Patek Philippe U.S. President Larry Pettinelli on The Art of Watches Grand Exhibition New York

“I think it’s the largest collection ever shown outside of the museum in Geneva.”

WatchTime had a chance to talk with Larry Pettinelli, President of Patek Philippe U.S. before the opening of “The Art of Watches Grand Exhibition New York” (click here for more information about the exhibition) showcasing important timepieces from the Patek Philippe Museum in Geneva, from museums in the U.S., and from private collections. The exhibition at Cipriani 42nd Street in New York will be open to the general public and free of admission July 13th -23rd, 2017 from 10:00 am to 7:00 pm.

WT: What are Patek Philippe’s goals with The Art of Watches Grand Exhibition?
LP: I think the easy answer is [that] we’re trying to move the needle. We get a Grand Exhibition once every 10 or 12 years in the United States, and it’s an opportunity to educate people. It’s an opportunity to show people what Swiss watchmaking is all about. We’re trying to create an event that has something for everyone. For the really heavy-duty collector that understands Patek and understands technical watchmaking, for example, we’re going to have artisans and high-level watchmakers to speak with them. For the people who are more aspirational — who maybe know a little bit about the brand but don’t really understand why something takes a year or two to make — we can talk to that group as well. And of course, we’re always looking to introduce the brand to the next generation. How do you reach those 20- to 35-year-olds who are just starting in their work life and maybe are developing the kind of income levels and passions that can bring them to our watches? We want to talk to them about the brand and also introduce them to fine watchmaking.

The technical side is there. We have some really wonderful museum pieces from Mr. Stern, so even if you’re not a hardcore watch enthusiast, the artistry from some of these antique, vintage pieces go back to the 1500s. Mr. Stern is allowing us to bring, I think, what is the largest collection ever shown outside of the museum in Geneva. So, we’re very excited to reach all three of those groups.

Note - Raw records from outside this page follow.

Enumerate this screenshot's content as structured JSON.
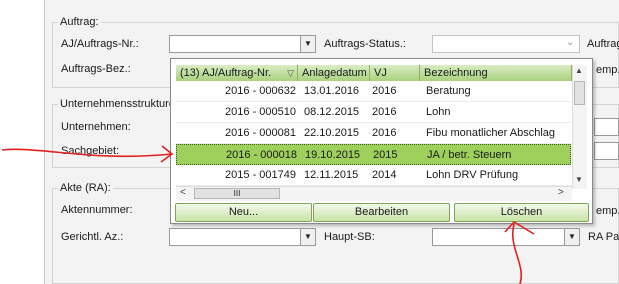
{
  "form": {
    "group_auftrag": "Auftrag:",
    "lbl_aj_auftrags_nr": "AJ/Auftrags-Nr.:",
    "lbl_auftrags_status": "Auftrags-Status.:",
    "lbl_auftrag_right": "Auftrag",
    "lbl_auftrags_bez": "Auftrags-Bez.:",
    "lbl_temp_1": "emp.",
    "group_unternehmen": "Unternehmensstrukture",
    "lbl_unternehmen": "Unternehmen:",
    "lbl_sachgebiet": "Sachgebiet:",
    "group_akte": "Akte (RA):",
    "lbl_aktennummer": "Aktennummer:",
    "lbl_temp_2": "emp.",
    "lbl_gerichtl_az": "Gerichtl. Az.:",
    "lbl_haupt_sb": "Haupt-SB:",
    "lbl_ra_pa": "RA Pa"
  },
  "popup": {
    "columns": [
      "(13) AJ/Auftrag-Nr.",
      "Anlagedatum",
      "VJ",
      "Bezeichnung"
    ],
    "rows": [
      {
        "nr": "2016 - 000632",
        "datum": "13.01.2016",
        "vj": "2016",
        "bez": "Beratung"
      },
      {
        "nr": "2016 - 000510",
        "datum": "08.12.2015",
        "vj": "2016",
        "bez": "Lohn"
      },
      {
        "nr": "2016 - 000081",
        "datum": "22.10.2015",
        "vj": "2016",
        "bez": "Fibu monatlicher Abschlag"
      },
      {
        "nr": "2016 - 000018",
        "datum": "19.10.2015",
        "vj": "2015",
        "bez": "JA / betr. Steuern"
      },
      {
        "nr": "2015 - 001749",
        "datum": "12.11.2015",
        "vj": "2014",
        "bez": "Lohn DRV Prüfung"
      }
    ],
    "selected_row": 3,
    "scroll_thumb_glyph": "III",
    "buttons": {
      "neu": "Neu...",
      "bearbeiten": "Bearbeiten",
      "loeschen": "Löschen"
    }
  },
  "colors": {
    "selected_row": "#9fd05c",
    "header_green": "#a9d27e",
    "annotation_red": "#e02020"
  }
}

It’s an amazing collection, and it’s only been shown in four places — Dubai, Munich, London — and this is the fourth. The collection changes for every venue, depending on the size and the focus and that kind of thing. We’re excited to show people the new watches, but also the museum pieces. We’re going to do a special room dedicated to iconic U.S. figures who owned Patek Philippes. There will be some local color.

WT: How was New York selected?
LP: The Sterns asked us, “Where would be the best place to accomplish a few goals?” One of our goals, obviously, is to get the name in front of as many people as we can. Secondly, we want to get the press opportunities. Most of the press headquarters are here in New York. The other reason is New York is a very good spot not only for collectors; it’s also one of the biggest markets that we have in the U.S. next to Los Angeles. But Los Angeles is a driving community; you’re dependent on people driving to a venue. The number of people that we want to expose these timepieces to — we could not do it in any other market. The other advantage is, on an international level, people are here for tourism. A lot of them come through New York anyway. We hope to capture that group as well.

WT: With the U.S. Historic Room at The Grand Exhibition, is there one specific piece that you personally look forward most to either welcoming back to the U.S., or perhaps showing in the U.S. for the first time?
LP: Actually, one of the pieces has an extraordinary story. We have a clock [that was] made for John F. Kennedy; there is a prototype of it in our museum. Patek Philipe made it back in 1962 to present to JFK in Berlin in 1963 after the “Ich bin ein Berliner” speech. I think this particular timepiece was commemorative in a lot of ways, but a local Berlin retailer said to the gentlemen who were going to be hosting not only Russia but also JFK, “Wouldn’t it be great to present a clock? Commission it from Patek Philippe, and it would signify the new warmer relationship between the U.S. and Russia.” So the clock [below] has three dials on it, one for “Washington, DC,” one for “Berlin” and one for “Moscow.” It’s an amazing historical piece, and it turns out that the actual piece was in the U.S. the whole time — at the John F. Kennedy Presidential Library and Museum in Boston!

We basically asked them, “Would you ever allow us to show that piece?” The usual red tape ensued, but at the end of the day, it turned out that this year would have been JFK’s 100th birthday, and they’re kicking off a number of country-wide celebrations for JFK and they thought that loaning us that piece would be a really nice way to start the celebrations, so we were thrilled.

So that’s the one I’m waiting to see. They have to bring it down from Boston with a special guard because it’s in the National Archive. They have to place it, nobody can touch it, a guard has to stand next to it. It’s really an amazing sequence of things that have to happen. We have to make sure that the train [carrying it] can vary no more in humidity than a certain point, can’t raise or lower in temperature over a couple of degrees either way. We have to take a lot of care to make sure that thing is safe.



Patek Philippe’s The Art of Watches Grand Exhibition New York will be open to the general public, with free admission, from July 13th  to July 23rd, 2017. Hours are 10:00 am to 7:00 pm.